Wellesley had his way and he defeated the unit and marched onwards to Srirangapatna where he joined the other British forces. When Srirangapatna was captured and pillaged on May 4, 1799, Sultanpet too met a similar fate. Almost all the buildings in the village were razed to the ground and only a small wall, part of a mosque and graves were left. Even these buildings were razed to the ground a few years ago.
Neither the graves nor the Cenotaphs that once proclaimed the names of the people who were buried here can be seen today. The meandering canal makes a fairly large circular detour and the wilderness seems like an island surrounded by lush green paddy fields.

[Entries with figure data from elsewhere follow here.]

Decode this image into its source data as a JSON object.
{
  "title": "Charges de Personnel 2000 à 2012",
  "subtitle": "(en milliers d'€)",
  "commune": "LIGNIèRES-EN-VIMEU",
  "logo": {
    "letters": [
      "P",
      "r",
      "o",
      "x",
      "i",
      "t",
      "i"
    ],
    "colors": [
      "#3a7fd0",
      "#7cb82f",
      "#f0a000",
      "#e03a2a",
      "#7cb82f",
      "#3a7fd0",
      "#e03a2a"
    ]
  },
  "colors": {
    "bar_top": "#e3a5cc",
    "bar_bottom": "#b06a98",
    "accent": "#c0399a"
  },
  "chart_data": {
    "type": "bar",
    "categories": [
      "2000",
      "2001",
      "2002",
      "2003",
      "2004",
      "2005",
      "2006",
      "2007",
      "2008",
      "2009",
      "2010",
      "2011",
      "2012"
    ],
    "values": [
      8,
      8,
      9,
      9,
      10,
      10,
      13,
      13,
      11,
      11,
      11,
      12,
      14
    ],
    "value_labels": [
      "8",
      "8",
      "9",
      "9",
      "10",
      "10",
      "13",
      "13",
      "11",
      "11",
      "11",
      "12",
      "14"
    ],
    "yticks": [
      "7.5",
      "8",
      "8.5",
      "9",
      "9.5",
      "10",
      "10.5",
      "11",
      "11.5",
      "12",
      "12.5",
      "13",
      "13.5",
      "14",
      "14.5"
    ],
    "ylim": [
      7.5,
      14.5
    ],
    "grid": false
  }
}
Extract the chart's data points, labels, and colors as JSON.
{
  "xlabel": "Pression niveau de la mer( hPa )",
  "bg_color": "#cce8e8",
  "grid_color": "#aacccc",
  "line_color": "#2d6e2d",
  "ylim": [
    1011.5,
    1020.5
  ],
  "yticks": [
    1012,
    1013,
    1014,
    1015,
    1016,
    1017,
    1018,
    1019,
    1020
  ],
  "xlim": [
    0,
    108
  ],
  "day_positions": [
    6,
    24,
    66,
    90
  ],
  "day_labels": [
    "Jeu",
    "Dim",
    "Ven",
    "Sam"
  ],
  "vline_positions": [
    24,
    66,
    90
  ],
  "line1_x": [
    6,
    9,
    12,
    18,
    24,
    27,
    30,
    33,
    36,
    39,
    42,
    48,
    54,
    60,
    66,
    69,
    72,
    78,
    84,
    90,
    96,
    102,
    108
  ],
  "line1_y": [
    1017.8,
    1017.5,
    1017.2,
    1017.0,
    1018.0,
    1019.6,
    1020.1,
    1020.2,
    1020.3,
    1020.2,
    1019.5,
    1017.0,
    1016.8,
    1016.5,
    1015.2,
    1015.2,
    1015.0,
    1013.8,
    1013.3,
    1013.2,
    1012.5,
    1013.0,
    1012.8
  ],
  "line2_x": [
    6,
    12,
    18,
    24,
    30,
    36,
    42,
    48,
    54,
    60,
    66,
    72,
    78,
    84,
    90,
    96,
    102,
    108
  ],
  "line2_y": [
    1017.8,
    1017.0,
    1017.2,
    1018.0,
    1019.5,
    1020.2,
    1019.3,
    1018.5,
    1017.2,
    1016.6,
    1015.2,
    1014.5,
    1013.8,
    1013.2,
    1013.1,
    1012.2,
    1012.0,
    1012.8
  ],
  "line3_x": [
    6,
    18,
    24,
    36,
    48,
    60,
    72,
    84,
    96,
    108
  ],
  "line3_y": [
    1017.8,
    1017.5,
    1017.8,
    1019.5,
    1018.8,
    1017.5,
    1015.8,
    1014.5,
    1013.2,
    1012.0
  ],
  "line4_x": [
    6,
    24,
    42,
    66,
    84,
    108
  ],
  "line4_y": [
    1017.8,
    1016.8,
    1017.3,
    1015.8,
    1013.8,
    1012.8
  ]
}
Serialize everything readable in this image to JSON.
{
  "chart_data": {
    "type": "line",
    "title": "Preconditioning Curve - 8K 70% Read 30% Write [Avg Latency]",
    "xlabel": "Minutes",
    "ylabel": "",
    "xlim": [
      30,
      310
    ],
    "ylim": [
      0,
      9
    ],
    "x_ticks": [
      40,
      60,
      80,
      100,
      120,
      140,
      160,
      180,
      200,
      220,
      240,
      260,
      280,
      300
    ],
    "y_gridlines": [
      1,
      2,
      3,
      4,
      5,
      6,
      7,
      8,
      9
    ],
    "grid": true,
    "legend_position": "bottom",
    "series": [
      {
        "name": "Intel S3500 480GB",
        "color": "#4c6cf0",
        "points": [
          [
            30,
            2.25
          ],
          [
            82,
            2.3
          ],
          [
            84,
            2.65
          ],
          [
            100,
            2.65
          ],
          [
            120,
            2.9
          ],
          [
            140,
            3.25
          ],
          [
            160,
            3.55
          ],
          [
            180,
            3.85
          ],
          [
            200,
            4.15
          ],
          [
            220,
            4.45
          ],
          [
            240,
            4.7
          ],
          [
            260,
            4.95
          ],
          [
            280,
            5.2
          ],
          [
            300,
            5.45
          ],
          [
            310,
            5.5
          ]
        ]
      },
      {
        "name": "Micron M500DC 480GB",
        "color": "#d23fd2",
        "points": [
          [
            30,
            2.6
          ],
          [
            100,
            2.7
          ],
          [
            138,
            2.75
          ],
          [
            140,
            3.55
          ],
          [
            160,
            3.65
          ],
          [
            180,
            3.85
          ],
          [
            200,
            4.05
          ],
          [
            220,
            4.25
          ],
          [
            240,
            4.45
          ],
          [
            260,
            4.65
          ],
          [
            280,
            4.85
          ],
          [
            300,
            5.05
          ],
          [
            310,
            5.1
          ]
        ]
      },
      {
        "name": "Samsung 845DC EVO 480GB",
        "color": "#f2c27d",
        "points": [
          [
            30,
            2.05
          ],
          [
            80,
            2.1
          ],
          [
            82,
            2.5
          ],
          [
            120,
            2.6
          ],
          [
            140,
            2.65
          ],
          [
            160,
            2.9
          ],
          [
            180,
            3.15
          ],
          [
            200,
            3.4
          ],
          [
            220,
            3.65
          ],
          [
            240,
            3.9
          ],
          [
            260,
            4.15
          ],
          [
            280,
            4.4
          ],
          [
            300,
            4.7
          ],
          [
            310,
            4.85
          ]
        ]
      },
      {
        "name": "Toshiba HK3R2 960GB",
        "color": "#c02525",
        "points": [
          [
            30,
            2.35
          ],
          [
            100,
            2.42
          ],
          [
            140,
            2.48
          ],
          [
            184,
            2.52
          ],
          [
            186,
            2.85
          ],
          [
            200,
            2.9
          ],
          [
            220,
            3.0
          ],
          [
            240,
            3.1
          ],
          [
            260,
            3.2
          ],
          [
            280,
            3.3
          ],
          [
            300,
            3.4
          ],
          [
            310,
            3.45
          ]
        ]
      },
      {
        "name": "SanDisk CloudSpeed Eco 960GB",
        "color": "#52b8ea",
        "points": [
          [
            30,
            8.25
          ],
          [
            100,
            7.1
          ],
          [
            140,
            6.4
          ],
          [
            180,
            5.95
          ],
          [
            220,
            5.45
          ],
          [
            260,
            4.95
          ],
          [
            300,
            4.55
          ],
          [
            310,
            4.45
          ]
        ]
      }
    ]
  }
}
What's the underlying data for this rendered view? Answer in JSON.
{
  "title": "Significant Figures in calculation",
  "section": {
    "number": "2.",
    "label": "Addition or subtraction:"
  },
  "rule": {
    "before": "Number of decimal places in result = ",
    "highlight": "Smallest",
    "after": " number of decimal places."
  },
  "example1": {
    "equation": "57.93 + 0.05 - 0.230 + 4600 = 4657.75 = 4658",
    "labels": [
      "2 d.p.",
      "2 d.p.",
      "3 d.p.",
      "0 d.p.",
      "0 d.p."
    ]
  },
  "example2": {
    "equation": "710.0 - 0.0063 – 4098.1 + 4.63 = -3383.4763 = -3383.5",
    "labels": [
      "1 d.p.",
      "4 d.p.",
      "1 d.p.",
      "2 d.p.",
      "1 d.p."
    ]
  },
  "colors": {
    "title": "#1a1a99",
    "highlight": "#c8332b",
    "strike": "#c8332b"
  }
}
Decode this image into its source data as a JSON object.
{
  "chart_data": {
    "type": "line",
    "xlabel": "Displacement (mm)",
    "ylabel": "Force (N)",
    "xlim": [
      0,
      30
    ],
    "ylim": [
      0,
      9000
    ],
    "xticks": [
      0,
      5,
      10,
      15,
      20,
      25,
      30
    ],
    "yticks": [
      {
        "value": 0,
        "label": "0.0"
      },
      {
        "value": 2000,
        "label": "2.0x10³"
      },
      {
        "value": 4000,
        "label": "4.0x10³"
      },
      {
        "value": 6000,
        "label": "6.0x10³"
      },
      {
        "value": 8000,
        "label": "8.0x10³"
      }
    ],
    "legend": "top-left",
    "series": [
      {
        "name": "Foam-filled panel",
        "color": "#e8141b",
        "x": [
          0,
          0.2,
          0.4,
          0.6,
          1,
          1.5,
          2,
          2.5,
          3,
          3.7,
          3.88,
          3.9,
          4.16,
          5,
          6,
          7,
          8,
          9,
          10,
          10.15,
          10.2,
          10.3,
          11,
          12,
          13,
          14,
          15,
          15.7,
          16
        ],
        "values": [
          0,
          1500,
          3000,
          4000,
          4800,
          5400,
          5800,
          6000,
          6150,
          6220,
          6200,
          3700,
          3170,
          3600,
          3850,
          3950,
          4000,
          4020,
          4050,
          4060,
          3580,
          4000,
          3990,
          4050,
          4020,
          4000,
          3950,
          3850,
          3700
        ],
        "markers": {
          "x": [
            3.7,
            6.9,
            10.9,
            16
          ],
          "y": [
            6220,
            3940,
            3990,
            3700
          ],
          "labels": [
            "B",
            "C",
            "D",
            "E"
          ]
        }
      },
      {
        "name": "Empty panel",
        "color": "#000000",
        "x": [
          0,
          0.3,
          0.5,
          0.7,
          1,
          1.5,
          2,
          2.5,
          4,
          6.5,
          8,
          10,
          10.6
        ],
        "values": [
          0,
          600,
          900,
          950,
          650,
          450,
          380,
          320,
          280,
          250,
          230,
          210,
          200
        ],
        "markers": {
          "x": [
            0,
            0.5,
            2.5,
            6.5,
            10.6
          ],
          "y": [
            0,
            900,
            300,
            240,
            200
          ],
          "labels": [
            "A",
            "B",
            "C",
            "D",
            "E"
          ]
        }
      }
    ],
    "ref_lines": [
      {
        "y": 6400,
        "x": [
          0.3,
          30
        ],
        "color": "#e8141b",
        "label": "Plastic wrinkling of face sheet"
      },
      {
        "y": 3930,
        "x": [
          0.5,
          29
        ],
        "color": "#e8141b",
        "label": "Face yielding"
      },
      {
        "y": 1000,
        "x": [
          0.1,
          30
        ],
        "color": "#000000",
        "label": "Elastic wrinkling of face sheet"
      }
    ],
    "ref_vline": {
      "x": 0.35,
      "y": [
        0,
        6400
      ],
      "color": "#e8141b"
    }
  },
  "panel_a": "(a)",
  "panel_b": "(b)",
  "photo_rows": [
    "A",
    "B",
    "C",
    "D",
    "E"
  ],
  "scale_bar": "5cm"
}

The village of Sultanpet exists but its history is gone and the monuments ravaged by the British and then by insensitive Indians. British historians like Beatson and Frances Buchanan and even Macaulay who has written an account of Srirangapatna, Bangalore and Mysore have studiously ignored the Battle of Sultanpet or glossed over it.
The villagers still point to the place they earlier called Makaana. The only relic of the past appears to be the portion of a wall of a large building.
Today, there is no trace of the battlefield though parts of the tope can still be seen. There is not even a caption or sign board by the ASI or any other body identifying the place. Sultanpet today exists only in history books and it has long been forgotten by the lakhs who traverse the busy Bangalore Mysore road everyday.
Tourists and visitors to Srirangapatna and Mysore are given a talking to on the bravery and exploits of Hyder Ali, Tipu and the rather remarkable achievements of the Wodeyars. None of them, however, even have an inkling of the military importance that Sultanpet once had and the deep impact it left permanently on the future Duke of Wellington who later went on defeat Napolean in the European theatre of war.   
As far as the Government and the authorities go, they have given short shrift to a place that the British would never like to remember. Certainly not Wellesley, who woke up at night, having a nightmare of Sultanpet. The nightmare continued till Wellesley died or so says his biographer Forrest. Another biographer, Wellington: The Iron Duke [ILLUSTRATED] (Paperback)
by Richard Holmes, also alludes to the nightmare and the defeat at Sultanpet.